I think this dynamic, this feeling of self-worth and self-righteousness is our misplaced need for the love of God playing itself out in our lives. Instead of seeking God and finding our worth in the fact He loves us, we constantly seek the approval and justification of our existence from other people. And when someone doesn’t approve, or doesn’t notice our worth we get very angry. I know this is true of me anyways.

In San Francisco, many people when asked if all humans have equal worth would say yes. Which I suppose is good, we do and it’s nice they think that. The problem is, for many, this is just lip service. They may say it and even think they believe it and yet live their lives as if they don’t believe it. For some, all humans have equal worth as long as their opinions line up with a certain political party or religious ideal. For others, all humans have equal rights until those equal rights infringe on their own private lives. And I bet if your follow up question was, “Well, why do they all have equal worth” you probably would get a pretty rambling answer.
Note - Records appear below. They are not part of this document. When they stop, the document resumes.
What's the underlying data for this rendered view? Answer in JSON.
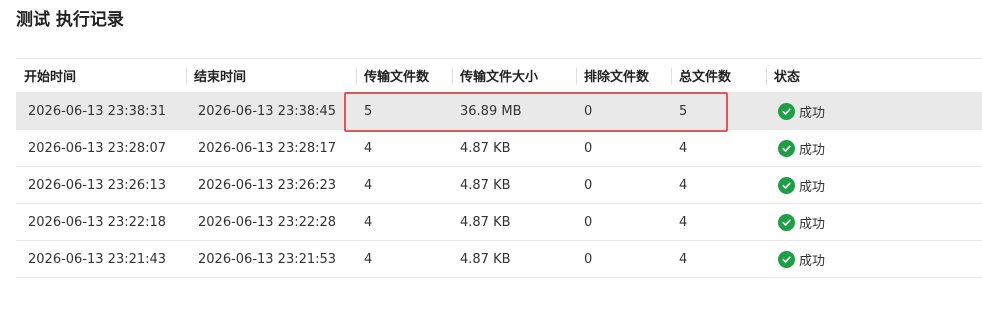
{
  "title": "测试 执行记录",
  "colors": {
    "success": "#1e9e46",
    "highlight_border": "#e45757",
    "highlight_row": "#e9e9e9"
  },
  "table": {
    "headers": [
      "开始时间",
      "结束时间",
      "传输文件数",
      "传输文件大小",
      "排除文件数",
      "总文件数",
      "状态"
    ],
    "rows": [
      {
        "start": "2026-06-13 23:38:31",
        "end": "2026-06-13 23:38:45",
        "transferred": "5",
        "size": "36.89 MB",
        "excluded": "0",
        "total": "5",
        "status": "成功",
        "status_icon": "check-circle-icon"
      },
      {
        "start": "2026-06-13 23:28:07",
        "end": "2026-06-13 23:28:17",
        "transferred": "4",
        "size": "4.87 KB",
        "excluded": "0",
        "total": "4",
        "status": "成功",
        "status_icon": "check-circle-icon"
      },
      {
        "start": "2026-06-13 23:26:13",
        "end": "2026-06-13 23:26:23",
        "transferred": "4",
        "size": "4.87 KB",
        "excluded": "0",
        "total": "4",
        "status": "成功",
        "status_icon": "check-circle-icon"
      },
      {
        "start": "2026-06-13 23:22:18",
        "end": "2026-06-13 23:22:28",
        "transferred": "4",
        "size": "4.87 KB",
        "excluded": "0",
        "total": "4",
        "status": "成功",
        "status_icon": "check-circle-icon"
      },
      {
        "start": "2026-06-13 23:21:43",
        "end": "2026-06-13 23:21:53",
        "transferred": "4",
        "size": "4.87 KB",
        "excluded": "0",
        "total": "4",
        "status": "成功",
        "status_icon": "check-circle-icon"
      }
    ]
  }
}
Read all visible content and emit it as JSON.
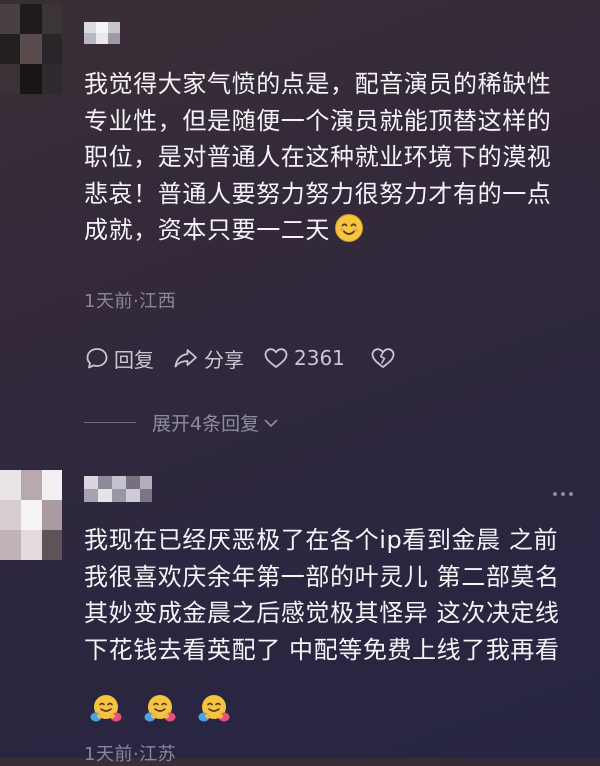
{
  "comments": [
    {
      "text": "我觉得大家气愤的点是，配音演员的稀缺性\n专业性，但是随便一个演员就能顶替这样的\n职位，是对普通人在这种就业环境下的漠视\n悲哀！普通人要努力努力很努力才有的一点\n成就，资本只要一二天",
      "inline_emoji": "smiling-face-emoji",
      "meta": "1天前·江西",
      "reply_label": "回复",
      "share_label": "分享",
      "like_count": "2361",
      "expand_label": "展开4条回复"
    },
    {
      "text": "我现在已经厌恶极了在各个ip看到金晨 之前\n我很喜欢庆余年第一部的叶灵儿 第二部莫名\n其妙变成金晨之后感觉极其怪异 这次决定线\n下花钱去看英配了 中配等免费上线了我再看",
      "emojis": [
        "hugging-face-emoji",
        "hugging-face-emoji",
        "hugging-face-emoji"
      ],
      "meta": "1天前·江苏"
    }
  ],
  "colors": {
    "text": "#f4f4f7",
    "meta": "#8a879a",
    "action": "#c9c7d3",
    "emoji_face": "#f5c542"
  }
}
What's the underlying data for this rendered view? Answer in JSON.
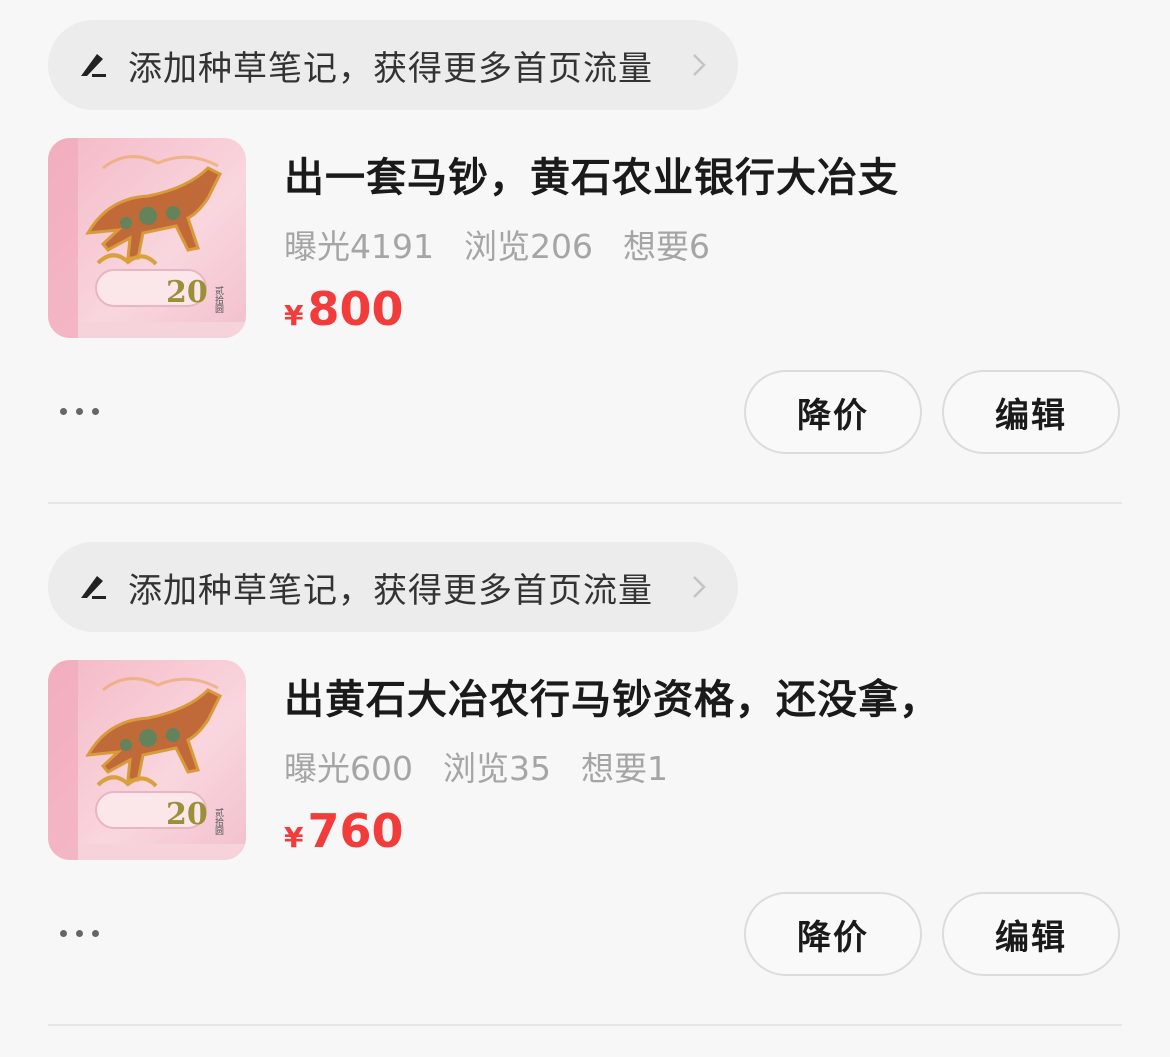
{
  "listings": [
    {
      "promo_text": "添加种草笔记，获得更多首页流量",
      "title": "出一套马钞，黄石农业银行大冶支",
      "stats": {
        "exposure": "曝光4191",
        "views": "浏览206",
        "wants": "想要6"
      },
      "currency": "¥",
      "price": "800",
      "reduce_label": "降价",
      "edit_label": "编辑"
    },
    {
      "promo_text": "添加种草笔记，获得更多首页流量",
      "title": "出黄石大冶农行马钞资格，还没拿，",
      "stats": {
        "exposure": "曝光600",
        "views": "浏览35",
        "wants": "想要1"
      },
      "currency": "¥",
      "price": "760",
      "reduce_label": "降价",
      "edit_label": "编辑"
    }
  ],
  "thumbnail": {
    "denomination": "20",
    "side_text": "贰拾圆"
  },
  "colors": {
    "price": "#f23c3c",
    "background": "#f7f7f7",
    "pill": "#ececec"
  },
  "icons": {
    "promo": "pen-icon",
    "promo_arrow": "chevron-right-icon",
    "more": "more-dots-icon"
  }
}
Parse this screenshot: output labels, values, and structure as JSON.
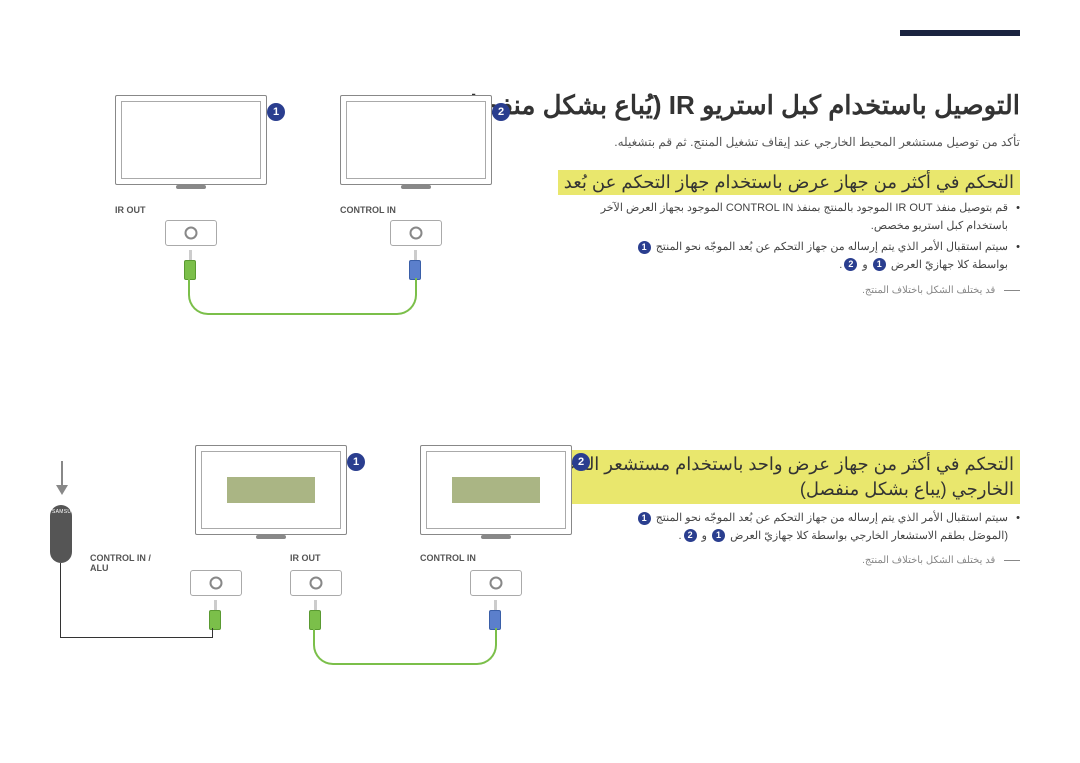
{
  "page_title": "التوصيل باستخدام كبل استريو IR (يُباع بشكل منفصل)",
  "subtitle1": "تأكد من توصيل مستشعر المحيط الخارجي عند إيقاف تشغيل المنتج. ثم قم بتشغيله.",
  "section1": {
    "header": "التحكم في أكثر من جهاز عرض باستخدام جهاز التحكم عن بُعد",
    "bullets": [
      "قم بتوصيل منفذ IR OUT الموجود بالمنتج بمنفذ CONTROL IN الموجود بجهاز العرض الآخر باستخدام كبل استريو مخصص.",
      "سيتم استقبال الأمر الذي يتم إرساله من جهاز التحكم عن بُعد الموجّه نحو المنتج 1 بواسطة كلا جهازيّ العرض 1 و 2."
    ],
    "note": "قد يختلف الشكل باختلاف المنتج."
  },
  "section2": {
    "header_line1": "التحكم في أكثر من جهاز عرض واحد باستخدام مستشعر المحيط",
    "header_line2": "الخارجي (يباع بشكل منفصل)",
    "bullets": [
      "سيتم استقبال الأمر الذي يتم إرساله من جهاز التحكم عن بُعد الموجّه نحو المنتج 1 (الموصَل بطقم الاستشعار الخارجي بواسطة كلا جهازيّ العرض 1 و 2."
    ],
    "note": "قد يختلف الشكل باختلاف المنتج."
  },
  "labels": {
    "ir_out": "IR OUT",
    "control_in": "CONTROL IN",
    "control_in_alu": "CONTROL IN /\nALU",
    "samsung": "SAMSUNG"
  },
  "badges": {
    "one": "1",
    "two": "2"
  }
}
But I think Donald Miller is onto something here. I think what gives people equal worth is the fact that God loves each one of us, not how much money we make, or how much we are adored by those around us, or how talented we are. I happen to believe this and I also happen to forget this on an hourly basis. My belief that God’s glory and love alone is what gives all humans worth is swell and dandy until someone drifts into my driving lane while yammering away on their cell phone at which point my red-faced cursing would seem to suggest, actually Josh, you really believe you are more valuable than that person. This is all very true and very convicting. I often am no better than Clamence in Camus’ The Fall when he says, “I could live happily only on condition that all individuals on earth…were turned toward me, eternally in suspense, devoid of independent life….doomed in short to sterility until the day I should deign to favor them,”.

And yet Jesus has changed all of this. Jesus’ very presence on earth, his life, his death and his resurrection were all confirmation, proof if you will, of just how valuable we are to God. Not because we have any inherent worth or value in ourselves, but because a perfect God loves us perfectly which makes us infinitely more valuable than if our worth was determined by ourselves. Imagine how radically changed your own life would be if you constantly lived your life through this reality. Imagine how changed your relationships would be, how changed your family would be, how changed your community would be, how changed your city or town would be, on and on until finally you come to how changed this whole world would be if the love of God for each person regardless of race, gender, age, or any other subdivision was known to everyone. If we all grasped how valuable we are and more importantly how valuable everyone else is in the eyes of God and how much He loves us and how it is this love that gives us value in the first place. My guess is this world would be a drastically transformed place. My guess is my own life would be a radically transformed one…and that is what I’m praying for, for this reality to really change not just my perspective but my heart. I’ll let you know how it goes.